However, UI frameworks that render widgets themselves, using drawing APIs, are a completely different story. Where platforms deviated, complexity started. Build-in widgets were lowest common denominator, primarily supporting only features avaliable on all platforms. IMO, the source of the problem was that it's widgets used native widgets for rendering. Issue with Xamarin.Forms was that provided widgets were quite lackluster and to write custom widgets you had to know native APIs of multiple platforms. I bet big on Xamarin being the right approach I still think it is, but Microsoft really dropped the ball since the acquisition. NET client technology… I was really hoping (and still hope) for a turnaround. WPF is fine, but then why on earth would you choose that over electron or WebView2, which solves some of the resource problems from pure electron.Īll of this is coming from someone whose entire career is built on. But if you don’t care about the UX, web technologies are almost certainly a better choice.Īs for native desktop, you’d have to be really stupid to choose WinUI or UWP, unless the point of the app is to be a WinUI or UWP demo. your a corporate form developer and don’t care about your users) MAUI is a great choice. If you don’t care about the quality of your app (e.g. I don’t think Microsoft has enough engineers assigned to this project to make it successful.

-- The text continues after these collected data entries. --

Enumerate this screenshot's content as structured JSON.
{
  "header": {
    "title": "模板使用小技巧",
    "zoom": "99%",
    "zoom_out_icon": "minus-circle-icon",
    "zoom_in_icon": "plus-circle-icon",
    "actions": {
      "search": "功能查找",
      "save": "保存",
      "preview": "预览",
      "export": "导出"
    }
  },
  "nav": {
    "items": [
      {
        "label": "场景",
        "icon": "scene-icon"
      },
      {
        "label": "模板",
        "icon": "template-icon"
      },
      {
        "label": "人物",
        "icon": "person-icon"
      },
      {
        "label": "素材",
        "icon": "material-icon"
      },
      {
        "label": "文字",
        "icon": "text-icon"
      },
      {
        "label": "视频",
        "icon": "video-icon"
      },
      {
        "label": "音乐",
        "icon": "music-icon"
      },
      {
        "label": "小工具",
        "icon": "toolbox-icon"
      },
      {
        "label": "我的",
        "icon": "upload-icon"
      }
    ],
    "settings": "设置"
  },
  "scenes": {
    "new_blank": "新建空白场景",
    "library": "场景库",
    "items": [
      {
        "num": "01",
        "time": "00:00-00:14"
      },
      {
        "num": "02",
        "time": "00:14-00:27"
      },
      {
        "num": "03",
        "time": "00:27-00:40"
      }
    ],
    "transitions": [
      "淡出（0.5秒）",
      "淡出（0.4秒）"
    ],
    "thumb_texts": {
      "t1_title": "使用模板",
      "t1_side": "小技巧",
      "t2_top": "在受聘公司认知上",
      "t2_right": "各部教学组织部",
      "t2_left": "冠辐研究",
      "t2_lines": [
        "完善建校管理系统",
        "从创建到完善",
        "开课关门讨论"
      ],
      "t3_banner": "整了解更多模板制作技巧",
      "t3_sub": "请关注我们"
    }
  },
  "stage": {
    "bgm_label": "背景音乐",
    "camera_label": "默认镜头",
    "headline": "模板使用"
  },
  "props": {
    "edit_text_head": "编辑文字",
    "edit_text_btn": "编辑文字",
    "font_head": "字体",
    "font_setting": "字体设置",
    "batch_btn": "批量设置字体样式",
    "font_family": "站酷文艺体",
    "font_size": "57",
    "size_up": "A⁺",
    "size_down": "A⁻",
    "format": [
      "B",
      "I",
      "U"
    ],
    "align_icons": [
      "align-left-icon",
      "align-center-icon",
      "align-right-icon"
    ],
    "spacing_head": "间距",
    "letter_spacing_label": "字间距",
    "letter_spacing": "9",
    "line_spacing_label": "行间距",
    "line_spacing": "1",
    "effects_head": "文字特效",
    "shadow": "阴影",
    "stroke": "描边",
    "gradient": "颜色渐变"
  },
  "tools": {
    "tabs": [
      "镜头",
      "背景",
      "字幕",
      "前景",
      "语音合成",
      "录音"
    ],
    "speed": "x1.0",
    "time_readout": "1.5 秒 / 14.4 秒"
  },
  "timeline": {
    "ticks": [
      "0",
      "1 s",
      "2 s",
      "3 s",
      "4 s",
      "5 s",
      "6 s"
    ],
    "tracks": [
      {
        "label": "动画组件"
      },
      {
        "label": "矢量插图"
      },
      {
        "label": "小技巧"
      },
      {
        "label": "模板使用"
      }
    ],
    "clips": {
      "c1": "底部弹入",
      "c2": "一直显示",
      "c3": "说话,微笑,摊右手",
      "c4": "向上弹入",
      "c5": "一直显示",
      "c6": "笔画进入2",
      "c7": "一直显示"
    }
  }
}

The developer experience is better, but there are lots of bugs in basic functionality that make it difficult to use. I was hoping MAUI would fix a lot of the quality issues, but like any big rewrite, it seems to have traded one set of problems for another. So as for why Xamarin wasn’t discussed for the last few years, it’s probably because Microsoft put it in a coma for 2 years. NET ecosystem is that you have a rich set of tools that saves time and enhances developer productivity. If you’re used to command line that may not seem like a big deal, but the whole point of the.
#Xamarin studio ios 7 for mac#
Microsoft stopped development (more or less) around May 2020 to focus on MAUI, which was released in November 2020.Īctually it wasn’t - MAUI wasn’t released until May 2022, tooling was just released July 2022 for Windows, and VS for Mac with proper support has yet to be released. Thankfully in the end we just split up into 2 teams and wrote the app in native iOS and Android. They couldn't point us to any big well-known names using Xamarin and they couldn't help us with any of the missing or broken bindings we needed.
We were in contact with someone at Microsoft during this exploration and even they couldn't help us. We needed Mapbox, Firebase analytics & Crashlytics, and some other ones. The client required us to use a bunch of third party libraries and we either couldn't find them at all, or found ones that didn't work. For very popular libs, the Xamarin team maintains these bindings, for others, you need to rely on open source ones. Xamarin provides a way to use existing 3rd party libs written in native iOS/Android by creating "bindings". So we still needed to write 2 separate UI codes, which Xamarin allows for because it exposes the complete SDKs for both platforms via Xamarin.iOS and Xamarin.Android. You can use Xamarin.Forms to write cross-platform UI, but our UI was complicated enough (a weather app with lots of custom UI) that Xamarin.Forms would not have worked for us. We looked hard into using Xamarin for this but in the end concluded that it was not ready yet.
#Xamarin studio ios 7 android#
At a previous agency job, I was on a project that was re-writing an iOS and Android app used by millions of people.